医療機器業界メーカーに向けた、新人研修やセミナーを開催している会社を紹介。機器の取り扱いから専門的な知識まで、目的やレベルに合わせた研修・セミナーが用意されています。

BSI

「医療機器法規制の基礎」、「医療機器CEマーキング」、「ISO13485/ISO14971」、「医薬品医療機器法等製造販売認証・QMS省令」、「内部監査の力量アップ研修」などの研修・セミナーを開催。
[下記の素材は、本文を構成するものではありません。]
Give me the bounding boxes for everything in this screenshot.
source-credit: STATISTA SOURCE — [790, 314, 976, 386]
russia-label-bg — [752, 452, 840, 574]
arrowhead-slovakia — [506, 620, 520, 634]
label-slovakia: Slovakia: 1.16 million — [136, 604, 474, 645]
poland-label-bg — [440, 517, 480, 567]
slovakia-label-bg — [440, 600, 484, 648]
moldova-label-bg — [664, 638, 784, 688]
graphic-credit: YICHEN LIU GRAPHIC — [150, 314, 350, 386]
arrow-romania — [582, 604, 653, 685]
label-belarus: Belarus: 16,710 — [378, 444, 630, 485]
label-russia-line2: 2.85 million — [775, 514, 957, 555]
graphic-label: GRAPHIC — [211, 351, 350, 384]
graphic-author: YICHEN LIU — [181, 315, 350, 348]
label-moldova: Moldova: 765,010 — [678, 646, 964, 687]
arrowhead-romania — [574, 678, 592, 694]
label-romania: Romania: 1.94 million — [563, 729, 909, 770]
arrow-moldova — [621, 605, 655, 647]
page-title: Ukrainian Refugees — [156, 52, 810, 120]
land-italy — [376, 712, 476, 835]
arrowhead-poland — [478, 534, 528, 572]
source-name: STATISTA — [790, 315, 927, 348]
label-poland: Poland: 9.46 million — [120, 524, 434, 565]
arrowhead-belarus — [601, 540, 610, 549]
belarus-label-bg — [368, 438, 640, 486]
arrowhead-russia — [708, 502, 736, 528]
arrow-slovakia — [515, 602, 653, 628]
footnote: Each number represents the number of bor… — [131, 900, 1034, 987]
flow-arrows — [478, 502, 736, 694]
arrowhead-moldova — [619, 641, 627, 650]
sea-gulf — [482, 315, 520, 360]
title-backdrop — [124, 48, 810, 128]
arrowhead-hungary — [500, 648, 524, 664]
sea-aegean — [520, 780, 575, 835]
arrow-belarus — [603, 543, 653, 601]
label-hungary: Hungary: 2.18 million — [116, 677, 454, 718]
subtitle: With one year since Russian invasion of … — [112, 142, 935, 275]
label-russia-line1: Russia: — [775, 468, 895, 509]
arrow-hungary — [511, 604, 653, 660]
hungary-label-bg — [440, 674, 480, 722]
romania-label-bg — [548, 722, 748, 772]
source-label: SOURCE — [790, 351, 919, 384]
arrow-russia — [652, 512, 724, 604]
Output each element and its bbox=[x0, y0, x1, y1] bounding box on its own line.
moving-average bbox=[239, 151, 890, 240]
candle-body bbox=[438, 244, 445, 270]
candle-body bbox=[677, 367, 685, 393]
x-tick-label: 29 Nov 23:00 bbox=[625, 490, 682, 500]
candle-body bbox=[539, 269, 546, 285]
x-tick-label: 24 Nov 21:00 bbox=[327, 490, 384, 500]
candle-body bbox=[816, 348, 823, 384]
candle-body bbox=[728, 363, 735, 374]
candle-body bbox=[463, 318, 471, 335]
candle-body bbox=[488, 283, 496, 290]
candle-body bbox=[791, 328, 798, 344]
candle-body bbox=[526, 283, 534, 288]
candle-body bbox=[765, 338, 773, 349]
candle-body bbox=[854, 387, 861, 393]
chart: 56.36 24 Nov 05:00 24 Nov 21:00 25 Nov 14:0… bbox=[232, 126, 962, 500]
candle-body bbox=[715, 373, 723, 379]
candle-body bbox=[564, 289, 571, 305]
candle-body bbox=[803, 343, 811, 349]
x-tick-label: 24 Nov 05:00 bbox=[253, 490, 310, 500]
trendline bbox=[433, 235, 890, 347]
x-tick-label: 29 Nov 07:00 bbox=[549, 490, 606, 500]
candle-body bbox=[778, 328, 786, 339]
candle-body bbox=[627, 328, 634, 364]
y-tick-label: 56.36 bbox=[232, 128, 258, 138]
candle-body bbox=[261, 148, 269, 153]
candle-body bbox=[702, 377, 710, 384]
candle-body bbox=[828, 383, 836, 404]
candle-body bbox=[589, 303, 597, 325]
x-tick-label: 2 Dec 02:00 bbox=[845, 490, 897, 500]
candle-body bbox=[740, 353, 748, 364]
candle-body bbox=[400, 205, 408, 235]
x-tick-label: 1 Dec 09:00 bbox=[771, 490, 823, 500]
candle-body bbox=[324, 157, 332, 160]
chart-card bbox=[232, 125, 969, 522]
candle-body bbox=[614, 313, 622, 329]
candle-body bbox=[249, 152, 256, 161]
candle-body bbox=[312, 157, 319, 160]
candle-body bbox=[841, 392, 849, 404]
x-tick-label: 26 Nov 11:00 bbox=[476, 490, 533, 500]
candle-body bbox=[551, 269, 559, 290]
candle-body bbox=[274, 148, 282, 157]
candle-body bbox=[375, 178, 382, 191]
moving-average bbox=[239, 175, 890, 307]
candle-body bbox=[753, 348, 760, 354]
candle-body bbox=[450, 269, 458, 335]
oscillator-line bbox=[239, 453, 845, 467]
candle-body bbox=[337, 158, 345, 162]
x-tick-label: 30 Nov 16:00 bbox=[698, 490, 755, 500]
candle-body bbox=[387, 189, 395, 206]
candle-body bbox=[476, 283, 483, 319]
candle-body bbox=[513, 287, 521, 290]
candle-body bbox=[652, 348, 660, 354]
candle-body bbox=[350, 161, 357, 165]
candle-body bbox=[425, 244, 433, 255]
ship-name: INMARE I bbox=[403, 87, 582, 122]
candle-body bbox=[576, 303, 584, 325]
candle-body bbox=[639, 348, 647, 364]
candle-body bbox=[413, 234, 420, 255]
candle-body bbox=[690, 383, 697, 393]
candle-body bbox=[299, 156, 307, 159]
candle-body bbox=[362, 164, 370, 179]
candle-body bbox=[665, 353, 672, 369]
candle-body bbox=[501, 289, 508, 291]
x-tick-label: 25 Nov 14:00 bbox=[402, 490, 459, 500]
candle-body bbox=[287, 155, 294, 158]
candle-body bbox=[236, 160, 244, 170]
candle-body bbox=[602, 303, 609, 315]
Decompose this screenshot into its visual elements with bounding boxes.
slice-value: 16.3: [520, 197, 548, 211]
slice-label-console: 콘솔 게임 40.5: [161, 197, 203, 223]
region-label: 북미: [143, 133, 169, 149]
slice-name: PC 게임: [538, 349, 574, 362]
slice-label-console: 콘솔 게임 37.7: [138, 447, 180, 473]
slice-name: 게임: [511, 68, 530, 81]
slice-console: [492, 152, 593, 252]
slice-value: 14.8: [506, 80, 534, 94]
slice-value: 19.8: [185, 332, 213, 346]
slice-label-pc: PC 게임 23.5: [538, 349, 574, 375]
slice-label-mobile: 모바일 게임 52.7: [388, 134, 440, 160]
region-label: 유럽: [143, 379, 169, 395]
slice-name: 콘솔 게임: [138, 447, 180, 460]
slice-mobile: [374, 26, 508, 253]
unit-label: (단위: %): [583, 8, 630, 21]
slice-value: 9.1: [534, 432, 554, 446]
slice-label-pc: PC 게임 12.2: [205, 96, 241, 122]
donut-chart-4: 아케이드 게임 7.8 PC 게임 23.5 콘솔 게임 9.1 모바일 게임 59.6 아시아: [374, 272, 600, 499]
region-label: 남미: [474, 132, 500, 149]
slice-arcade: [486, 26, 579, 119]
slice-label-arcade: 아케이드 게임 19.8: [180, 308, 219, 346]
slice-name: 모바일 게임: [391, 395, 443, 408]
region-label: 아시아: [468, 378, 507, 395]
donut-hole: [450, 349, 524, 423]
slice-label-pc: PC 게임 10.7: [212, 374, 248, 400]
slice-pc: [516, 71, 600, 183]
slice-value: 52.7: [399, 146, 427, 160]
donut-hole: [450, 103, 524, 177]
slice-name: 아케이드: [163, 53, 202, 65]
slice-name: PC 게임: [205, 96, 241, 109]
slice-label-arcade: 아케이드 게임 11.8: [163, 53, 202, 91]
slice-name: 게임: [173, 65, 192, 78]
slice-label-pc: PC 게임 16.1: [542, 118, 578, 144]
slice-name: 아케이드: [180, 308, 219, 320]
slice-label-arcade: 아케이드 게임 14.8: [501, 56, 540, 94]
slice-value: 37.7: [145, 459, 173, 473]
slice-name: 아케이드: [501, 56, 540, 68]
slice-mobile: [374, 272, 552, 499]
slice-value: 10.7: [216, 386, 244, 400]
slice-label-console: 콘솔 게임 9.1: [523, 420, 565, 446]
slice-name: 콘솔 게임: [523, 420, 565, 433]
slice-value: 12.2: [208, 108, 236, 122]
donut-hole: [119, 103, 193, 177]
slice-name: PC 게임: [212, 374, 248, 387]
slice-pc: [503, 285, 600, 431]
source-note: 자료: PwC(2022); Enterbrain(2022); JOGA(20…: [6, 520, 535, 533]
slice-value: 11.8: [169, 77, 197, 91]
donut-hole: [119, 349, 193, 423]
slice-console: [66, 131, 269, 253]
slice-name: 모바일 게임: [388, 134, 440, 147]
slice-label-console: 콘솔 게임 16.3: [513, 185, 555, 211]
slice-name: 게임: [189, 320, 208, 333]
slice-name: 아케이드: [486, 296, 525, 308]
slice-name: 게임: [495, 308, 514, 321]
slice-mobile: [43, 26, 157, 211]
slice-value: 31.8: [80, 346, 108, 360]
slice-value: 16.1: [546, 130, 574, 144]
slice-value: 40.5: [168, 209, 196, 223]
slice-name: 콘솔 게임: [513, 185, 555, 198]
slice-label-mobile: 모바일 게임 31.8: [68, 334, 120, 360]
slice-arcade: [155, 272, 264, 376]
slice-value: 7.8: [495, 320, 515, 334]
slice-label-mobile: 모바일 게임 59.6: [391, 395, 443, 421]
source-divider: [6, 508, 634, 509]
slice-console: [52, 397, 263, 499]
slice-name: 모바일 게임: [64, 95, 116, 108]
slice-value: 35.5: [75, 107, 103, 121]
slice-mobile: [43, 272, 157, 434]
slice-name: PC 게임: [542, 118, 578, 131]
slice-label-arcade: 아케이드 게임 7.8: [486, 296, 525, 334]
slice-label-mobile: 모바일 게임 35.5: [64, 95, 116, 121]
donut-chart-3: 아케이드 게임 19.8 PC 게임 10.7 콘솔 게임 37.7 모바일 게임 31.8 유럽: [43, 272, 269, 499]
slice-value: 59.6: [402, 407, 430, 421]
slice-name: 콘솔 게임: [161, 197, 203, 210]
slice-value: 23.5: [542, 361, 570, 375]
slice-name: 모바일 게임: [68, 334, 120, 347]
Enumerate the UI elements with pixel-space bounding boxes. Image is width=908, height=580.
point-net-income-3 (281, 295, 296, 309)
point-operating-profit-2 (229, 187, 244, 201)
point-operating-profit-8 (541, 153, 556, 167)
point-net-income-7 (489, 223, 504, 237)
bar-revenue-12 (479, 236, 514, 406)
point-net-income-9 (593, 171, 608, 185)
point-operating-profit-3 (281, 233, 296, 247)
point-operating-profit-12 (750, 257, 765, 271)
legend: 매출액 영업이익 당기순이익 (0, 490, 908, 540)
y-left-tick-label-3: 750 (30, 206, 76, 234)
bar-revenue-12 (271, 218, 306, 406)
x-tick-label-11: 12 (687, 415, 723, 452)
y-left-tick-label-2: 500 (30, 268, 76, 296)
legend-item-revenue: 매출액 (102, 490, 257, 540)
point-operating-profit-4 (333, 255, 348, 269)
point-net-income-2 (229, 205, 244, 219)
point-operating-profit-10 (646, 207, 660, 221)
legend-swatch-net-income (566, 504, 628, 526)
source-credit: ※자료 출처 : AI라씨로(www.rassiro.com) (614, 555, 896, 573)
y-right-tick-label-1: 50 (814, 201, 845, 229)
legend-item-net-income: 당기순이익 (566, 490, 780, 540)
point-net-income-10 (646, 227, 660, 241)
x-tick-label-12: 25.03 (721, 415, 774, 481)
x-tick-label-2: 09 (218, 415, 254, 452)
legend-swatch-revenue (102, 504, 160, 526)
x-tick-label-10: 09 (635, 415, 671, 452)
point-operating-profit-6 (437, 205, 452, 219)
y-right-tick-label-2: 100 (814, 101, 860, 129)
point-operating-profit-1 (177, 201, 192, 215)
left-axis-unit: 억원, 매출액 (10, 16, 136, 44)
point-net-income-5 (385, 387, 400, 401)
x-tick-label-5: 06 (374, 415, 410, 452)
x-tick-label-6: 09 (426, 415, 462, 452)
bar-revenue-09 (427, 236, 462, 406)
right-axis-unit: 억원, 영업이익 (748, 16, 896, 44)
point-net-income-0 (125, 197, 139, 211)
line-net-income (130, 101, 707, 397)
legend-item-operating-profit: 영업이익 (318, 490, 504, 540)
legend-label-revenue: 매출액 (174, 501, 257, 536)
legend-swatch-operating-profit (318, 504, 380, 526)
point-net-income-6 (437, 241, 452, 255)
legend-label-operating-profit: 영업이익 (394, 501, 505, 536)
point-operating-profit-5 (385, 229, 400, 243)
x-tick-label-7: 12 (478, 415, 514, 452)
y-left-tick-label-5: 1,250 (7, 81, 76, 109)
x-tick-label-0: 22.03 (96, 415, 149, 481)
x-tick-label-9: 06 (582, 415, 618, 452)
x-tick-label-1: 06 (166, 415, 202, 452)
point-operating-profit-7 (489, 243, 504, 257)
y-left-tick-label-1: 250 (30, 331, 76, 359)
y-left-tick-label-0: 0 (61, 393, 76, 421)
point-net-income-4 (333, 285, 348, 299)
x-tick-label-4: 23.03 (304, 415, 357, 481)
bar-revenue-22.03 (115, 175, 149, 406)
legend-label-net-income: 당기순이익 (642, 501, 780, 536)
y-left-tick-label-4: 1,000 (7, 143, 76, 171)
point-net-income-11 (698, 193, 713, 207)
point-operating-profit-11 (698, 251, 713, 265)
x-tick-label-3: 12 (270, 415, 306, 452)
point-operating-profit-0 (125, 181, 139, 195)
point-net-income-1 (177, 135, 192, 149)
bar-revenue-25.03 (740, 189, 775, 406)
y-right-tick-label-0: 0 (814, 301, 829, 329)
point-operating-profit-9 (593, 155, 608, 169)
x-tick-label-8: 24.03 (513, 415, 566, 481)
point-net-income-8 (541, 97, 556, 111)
集合、ライブオンライン、オンデマンドなど、研修のスタイルも選べます。

テュフズードジャパン

医療機器関連企業の新入社員や、社内で医療機器事業部門に異動してきた人などを対象に、そもそも医療機器とは何か?という基礎から学べる「新入社員研修」と、医療機器の法規制や実務的な基礎を学べる「ビギナーズコース」の2種類の研修を行っています。

インソース

講師派遣型の研修事業を実施しています。コンプライアンス研修やラテラルシンキング研修、プロジェクトマネジメント研修など、医療・介護機器メーカー向けの研修は全26種類。内容、時間、場所、人数に応じて研修内容をカスタマイズすることも可能です。

伊藤コンサルティング

ヒューマンエラーの防止やマネジメントシステムに関するコンサルティング研修・セミナーを開催。IOS14971、ISO13485などについて、ライブ形式のオンラインセミナーを行っています。

ペリージョンソン コンサルティング

内部統制コンサルティングやリスク管理体制・ビジネスコンサルティング、教育・研修セミナーなどを実施。「ISO13485内部監査コース(2日間)」「是正措置・予防措置(CAPA)システムの基本と活用例」などがあります。